In case you haven’t noticed, the Holiday season is upon us and for many families out there that means exchanging gifts of some kind. If you read this blog, I assume that you or someone close to you is a string musician. So, what do you buy for a musician and where do you get it? Stuff Mart doesn’t usually have aisles flowing with merchandise to match a musician’s need. *NOTE: If you ever find a musical instrument for sale at the same place you can buy your toothpaste-just say no!*
1. Strings-These are often overlooked as a gift. String musicians will always need strings. Even if the current ones they have are not worn out, back-ups are always welcome. Plus, many string musicians (including myself) find it a fun adventure to experiment with different types. The cost for strings varies a lot so you really only have to spend as much as want to. Sets of violin strings range from about $10-$100+, viola strings range from about $20-$150+, cello strings are in the $40-$200+ ballpark, and bass strings you can expect to pay $90-$300+. New strings are also a great way to upgrade the sound of an instrument without having to buy a new one altogether.
2. New Case-This is another item that a musician will almost always have use for. Of all the parts in a string instrument outfit, the case probably receives the most wear and tear (as it should!). Most cases these days come in a variety of shapes and colors that can match the recipients personality. A new case is a great way to revitalize the instrument outfit without having to break the bank. Cases have a wide range of prices too. Violin cases are usually $20-$500+, viola cases range from $50-$500+, a good soft cello case starts around $40 and a good hard cello case starts around $200, while bass cases start at $100.
3. New Bow-Like the previous two listed, a new bow is another way to “upgrade” a string instrument without buying the whole kit and kaboodle. If you don’t know anything about buying a bow, I would check out last week’s blog by Liz. She has a lot of great information. Bow costs range greatly. For most string instruments, the cost for a new bow starts around $40 and can go into the thousands of dollars. For this item, I would pick a budget first and stick to it. The $500 bow will always sound better than the $100 bow.
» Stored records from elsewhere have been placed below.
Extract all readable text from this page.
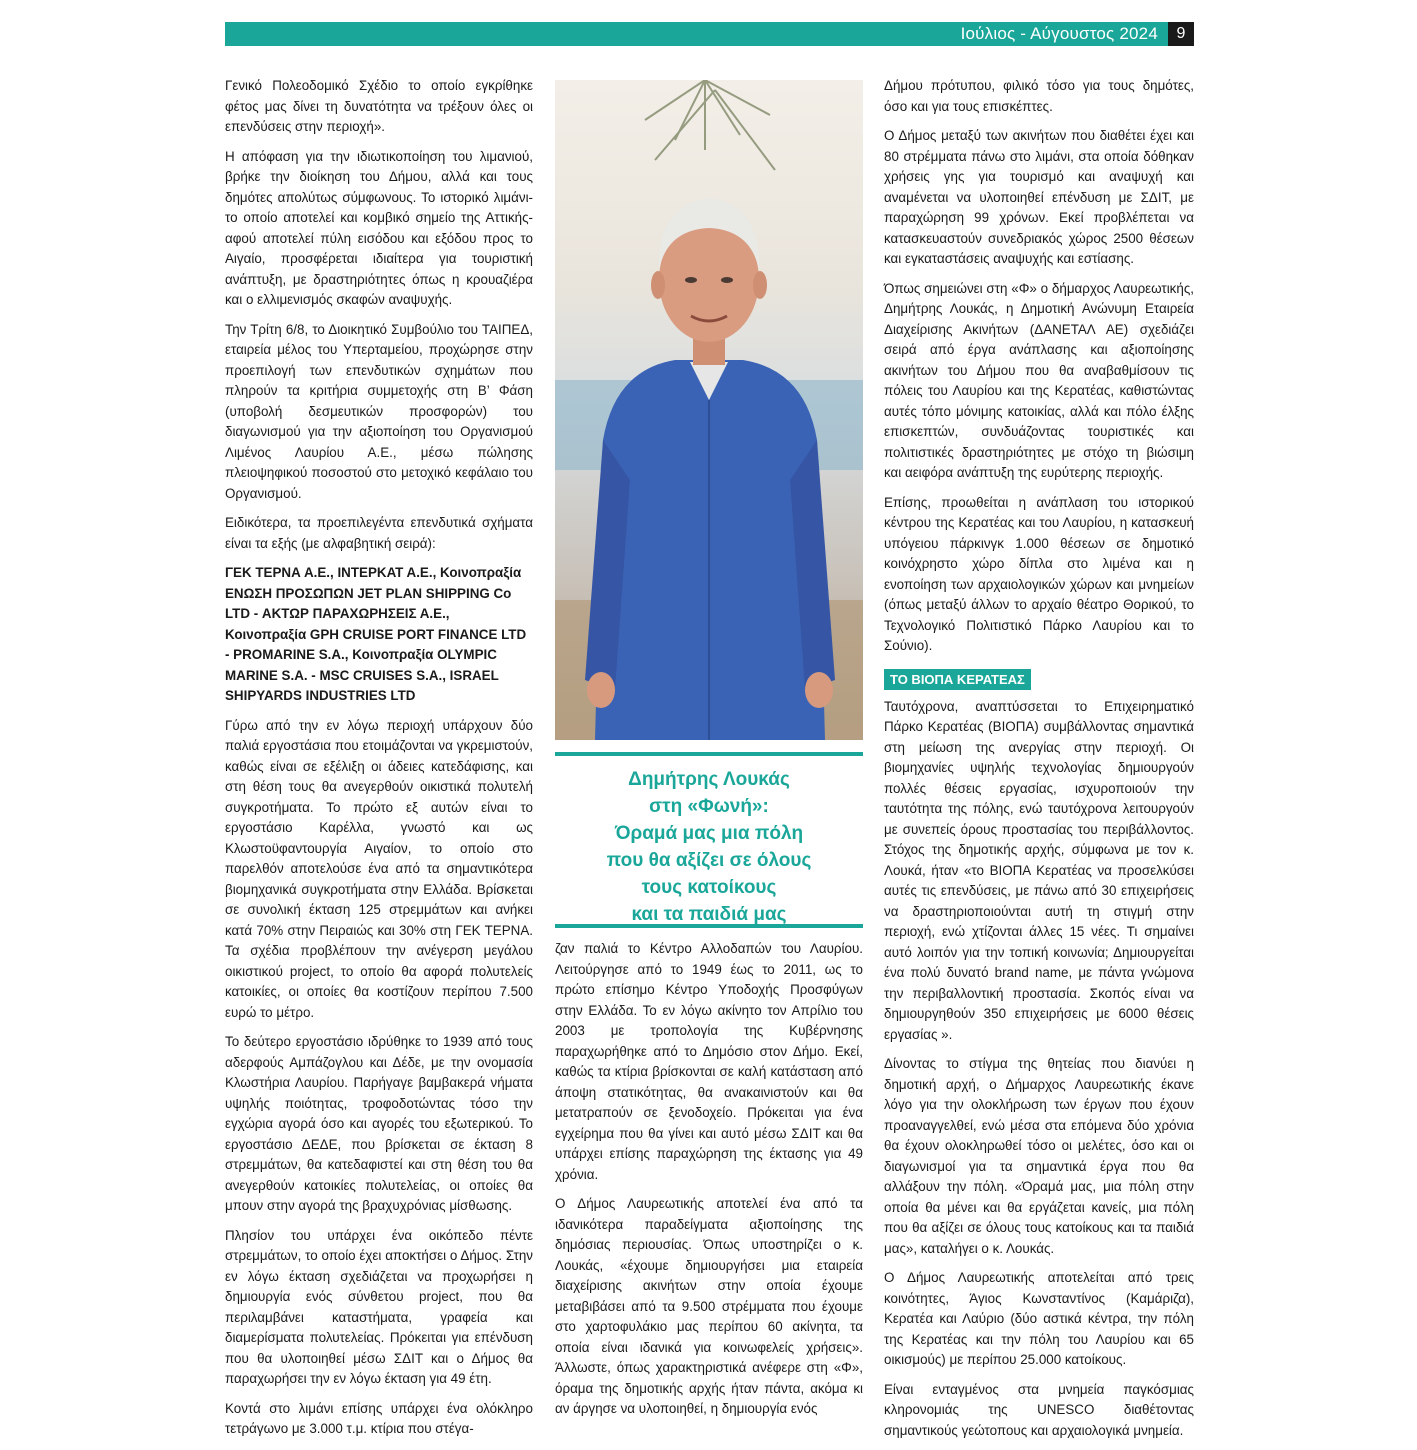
Ιούλιος - Αύγουστος 2024	9

Γενικό Πολεοδομικό Σχέδιο το οποίο εγκρίθηκε φέτος μας δίνει τη δυνατότητα να τρέξουν όλες οι επενδύσεις στην περιοχή».

Η απόφαση για την ιδιωτικοποίηση του λιμανιού, βρήκε την διοίκηση του Δήμου, αλλά και τους δημότες απολύτως σύμφωνους. Το ιστορικό λιμάνι- το οποίο αποτελεί και κομβικό σημείο της Αττικής- αφού αποτελεί πύλη εισόδου και εξόδου προς το Αιγαίο, προσφέρεται ιδιαίτερα για τουριστική ανάπτυξη, με δραστηριότητες όπως η κρουαζιέρα και ο ελλιμενισμός σκαφών αναψυχής.

Την Τρίτη 6/8, το Διοικητικό Συμβούλιο του ΤΑΙΠΕΔ, εταιρεία μέλος του Υπερταμείου, προχώρησε στην προεπιλογή των επενδυτικών σχημάτων που πληρούν τα κριτήρια συμμετοχής στη Β’ Φάση (υποβολή δεσμευτικών προσφορών) του διαγωνισμού για την αξιοποίηση του Οργανισμού Λιμένος Λαυρίου Α.Ε., μέσω πώλησης πλειοψηφικού ποσοστού στο μετοχικό κεφάλαιο του Οργανισμού.

Ειδικότερα, τα προεπιλεγέντα επενδυτικά σχήματα είναι τα εξής (με αλφαβητική σειρά):

ΓΕΚ ΤΕΡΝΑ Α.Ε., ΙΝΤΕΡΚΑΤ Α.Ε., Κοινοπραξία ΕΝΩΣΗ ΠΡΟΣΩΠΩΝ JET PLAN SHIPPING Co LTD - ΑΚΤΩΡ ΠΑΡΑΧΩΡΗΣΕΙΣ Α.Ε., Κοινοπραξία GPH CRUISE PORT FINANCE LTD - PROMARINE S.A., Κοινοπραξία OLYMPIC MARINE S.A. - MSC CRUISES S.A., ISRAEL SHIPYARDS INDUSTRIES LTD

Γύρω από την εν λόγω περιοχή υπάρχουν δύο παλιά εργοστάσια που ετοιμάζονται να γκρεμιστούν, καθώς είναι σε εξέλιξη οι άδειες κατεδάφισης, και στη θέση τους θα ανεγερθούν οικιστικά πολυτελή συγκροτήματα. Το πρώτο εξ αυτών είναι το εργοστάσιο Καρέλλα, γνωστό και ως Κλωστοϋφαντουργία Αιγαίον, το οποίο στο παρελθόν αποτελούσε ένα από τα σημαντικότερα βιομηχανικά συγκροτήματα στην Ελλάδα. Βρίσκεται σε συνολική έκταση 125 στρεμμάτων και ανήκει κατά 70% στην Πειραιώς και 30% στη ΓΕΚ ΤΕΡΝΑ. Τα σχέδια προβλέπουν την ανέγερση μεγάλου οικιστικού project, το οποίο θα αφορά πολυτελείς κατοικίες, οι οποίες θα κοστίζουν περίπου 7.500 ευρώ το μέτρο.

Το δεύτερο εργοστάσιο ιδρύθηκε το 1939 από τους αδερφούς Αμπάζογλου και Δέδε, με την ονομασία Κλωστήρια Λαυρίου. Παρήγαγε βαμβακερά νήματα υψηλής ποιότητας, τροφοδοτώντας τόσο την εγχώρια αγορά όσο και αγορές του εξωτερικού. Το εργοστάσιο ΔΕΔΕ, που βρίσκεται σε έκταση 8 στρεμμάτων, θα κατεδαφιστεί και στη θέση του θα ανεγερθούν κατοικίες πολυτελείας, οι οποίες θα μπουν στην αγορά της βραχυχρόνιας μίσθωσης.

Πλησίον του υπάρχει ένα οικόπεδο πέντε στρεμμάτων, το οποίο έχει αποκτήσει ο Δήμος. Στην εν λόγω έκταση σχεδιάζεται να προχωρήσει η δημιουργία ενός σύνθετου project, που θα περιλαμβάνει καταστήματα, γραφεία και διαμερίσματα πολυτελείας. Πρόκειται για επένδυση που θα υλοποιηθεί μέσω ΣΔΙΤ και ο Δήμος θα παραχωρήσει την εν λόγω έκταση για 49 έτη.

Κοντά στο λιμάνι επίσης υπάρχει ένα ολόκληρο τετράγωνο με 3.000 τ.μ. κτίρια που στέγα-

Δημήτρης Λουκάς
στη «Φωνή»:
Όραμά μας μια πόλη
που θα αξίζει σε όλους
τους κατοίκους
και τα παιδιά μας

ζαν παλιά το Κέντρο Αλλοδαπών του Λαυρίου. Λειτούργησε από το 1949 έως το 2011, ως το πρώτο επίσημο Κέντρο Υποδοχής Προσφύγων στην Ελλάδα. Το εν λόγω ακίνητο τον Απρίλιο του 2003 με τροπολογία της Κυβέρνησης παραχωρήθηκε από το Δημόσιο στον Δήμο. Εκεί, καθώς τα κτίρια βρίσκονται σε καλή κατάσταση από άποψη στατικότητας, θα ανακαινιστούν και θα μετατραπούν σε ξενοδοχείο. Πρόκειται για ένα εγχείρημα που θα γίνει και αυτό μέσω ΣΔΙΤ και θα υπάρχει επίσης παραχώρηση της έκτασης για 49 χρόνια.

Ο Δήμος Λαυρεωτικής αποτελεί ένα από τα ιδανικότερα παραδείγματα αξιοποίησης της δημόσιας περιουσίας. Όπως υποστηρίζει ο κ. Λουκάς, «έχουμε δημιουργήσει μια εταιρεία διαχείρισης ακινήτων στην οποία έχουμε μεταβιβάσει από τα 9.500 στρέμματα που έχουμε στο χαρτοφυλάκιο μας περίπου 60 ακίνητα, τα οποία είναι ιδανικά για κοινωφελείς χρήσεις». Άλλωστε, όπως χαρακτηριστικά ανέφερε στη «Φ», όραμα της δημοτικής αρχής ήταν πάντα, ακόμα κι αν άργησε να υλοποιηθεί, η δημιουργία ενός

Δήμου πρότυπου, φιλικό τόσο για τους δημότες, όσο και για τους επισκέπτες.

Ο Δήμος μεταξύ των ακινήτων που διαθέτει έχει και 80 στρέμματα πάνω στο λιμάνι, στα οποία δόθηκαν χρήσεις γης για τουρισμό και αναψυχή και αναμένεται να υλοποιηθεί επένδυση με ΣΔΙΤ, με παραχώρηση 99 χρόνων. Εκεί προβλέπεται να κατασκευαστούν συνεδριακός χώρος 2500 θέσεων και εγκαταστάσεις αναψυχής και εστίασης.

Όπως σημειώνει στη «Φ» ο δήμαρχος Λαυρεωτικής, Δημήτρης Λουκάς, η Δημοτική Ανώνυμη Εταιρεία Διαχείρισης Ακινήτων (ΔΑΝΕΤΑΛ ΑΕ) σχεδιάζει σειρά από έργα ανάπλασης και αξιοποίησης ακινήτων του Δήμου που θα αναβαθμίσουν τις πόλεις του Λαυρίου και της Κερατέας, καθιστώντας αυτές τόπο μόνιμης κατοικίας, αλλά και πόλο έλξης επισκεπτών, συνδυάζοντας τουριστικές και πολιτιστικές δραστηριότητες με στόχο τη βιώσιμη και αειφόρα ανάπτυξη της ευρύτερης περιοχής.

Επίσης, προωθείται η ανάπλαση του ιστορικού κέντρου της Κερατέας και του Λαυρίου, η κατασκευή υπόγειου πάρκινγκ 1.000 θέσεων σε δημοτικό κοινόχρηστο χώρο δίπλα στο λιμένα και η ενοποίηση των αρχαιολογικών χώρων και μνημείων (όπως μεταξύ άλλων το αρχαίο θέατρο Θορικού, το Τεχνολογικό Πολιτιστικό Πάρκο Λαυρίου και το Σούνιο).

ΤΟ ΒΙΟΠΑ ΚΕΡΑΤΕΑΣ

Ταυτόχρονα, αναπτύσσεται το Επιχειρηματικό Πάρκο Κερατέας (ΒΙΟΠΑ) συμβάλλοντας σημαντικά στη μείωση της ανεργίας στην περιοχή. Οι βιομηχανίες υψηλής τεχνολογίας δημιουργούν πολλές θέσεις εργασίας, ισχυροποιούν την ταυτότητα της πόλης, ενώ ταυτόχρονα λειτουργούν με συνεπείς όρους προστασίας του περιβάλλοντος. Στόχος της δημοτικής αρχής, σύμφωνα με τον κ. Λουκά, ήταν «το ΒΙΟΠΑ Κερατέας να προσελκύσει αυτές τις επενδύσεις, με πάνω από 30 επιχειρήσεις να δραστηριοποιούνται αυτή τη στιγμή στην περιοχή, ενώ χτίζονται άλλες 15 νέες. Τι σημαίνει αυτό λοιπόν για την τοπική κοινωνία; Δημιουργείται ένα πολύ δυνατό brand name, με πάντα γνώμονα την περιβαλλοντική προστασία. Σκοπός είναι να δημιουργηθούν 350 επιχειρήσεις με 6000 θέσεις εργασίας ».

Δίνοντας το στίγμα της θητείας που διανύει η δημοτική αρχή, ο Δήμαρχος Λαυρεωτικής έκανε λόγο για την ολοκλήρωση των έργων που έχουν προαναγγελθεί, ενώ μέσα στα επόμενα δύο χρόνια θα έχουν ολοκληρωθεί τόσο οι μελέτες, όσο και οι διαγωνισμοί για τα σημαντικά έργα που θα αλλάξουν την πόλη. «Όραμά μας, μια πόλη στην οποία θα μένει και θα εργάζεται κανείς, μια πόλη που θα αξίζει σε όλους τους κατοίκους και τα παιδιά μας», καταλήγει ο κ. Λουκάς.

Ο Δήμος Λαυρεωτικής αποτελείται από τρεις κοινότητες, Άγιος Κωνσταντίνος (Καμάριζα), Κερατέα και Λαύριο (δύο αστικά κέντρα, την πόλη της Κερατέας και την πόλη του Λαυρίου και 65 οικισμούς) με περίπου 25.000 κατοίκους.

Είναι ενταγμένος στα μνημεία παγκόσμιας κληρονομιάς της UNESCO διαθέτοντας σημαντικούς γεώτοπους και αρχαιολογικά μνημεία.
4. New Instrument-This is a great idea if you or your loved one wants to start playing a string instrument or if they are progressing to the next level. A new instrument can be a more expensive option, but that doesn’t mean you can’t get a good deal. Most instruments come as part if an outfit which means that many of the accessories included (case, bow, rosin, etc.). There are instruments available for less that $100…but those are usually glorified paperweights. For a decent student violin, I would expect to pay around $200 for the outfit, a good student viola would go for $400, a nice student cello outfit should be around $600, and for a student bass I would pay around $1500. If you are upgrading the instrument, I would get the player’s input. See what it is about playing that they like. Do they prefer a warmer sound or brighter sound? You may even consider taking them with you when you make the purchase to play a couple of instruments. If you want it to be a surprise, you can always get a teacher’s or professional’s opinion. At Kennedy Violins, we are all professional string players here any we love to talk shop so feel free to call us.
5. Novelty Accessories-A lot of the accouterments that go with string instruments are pretty mundane. Lately, businesses have emerged on the market that feature more dazzling accessories. They may not be the highest quality, but they are sure to bring a smile to any players face and a little bling to their instruments.
6. Sheet Music-This is one of my favorites, but it can be touchy one. For instance, if you gave your loved one a book titled “How to Play More in Tune,” that could back fire. I would choose something that is lots of fun for the player. The technical sheet music will usually come from a teacher. Look for sheet music featuring songs from something like their favorite bands or a favorite musical. Sheet Music Plus is a great resource.
The only other advice I feel I should offer is this: Don’t buy a string player something just because it has a violin, viola, cello, or bass on it. Over the years, I can’t tell you how many picture frames, clocks, dishes, jewelry, and other knick-knacks I have received with string instruments on them and sadly I have no use for any of them…especially the creepy violin playing cherub statues. Mom, if you are reading this, I’m not talking about any of the gifts you got me.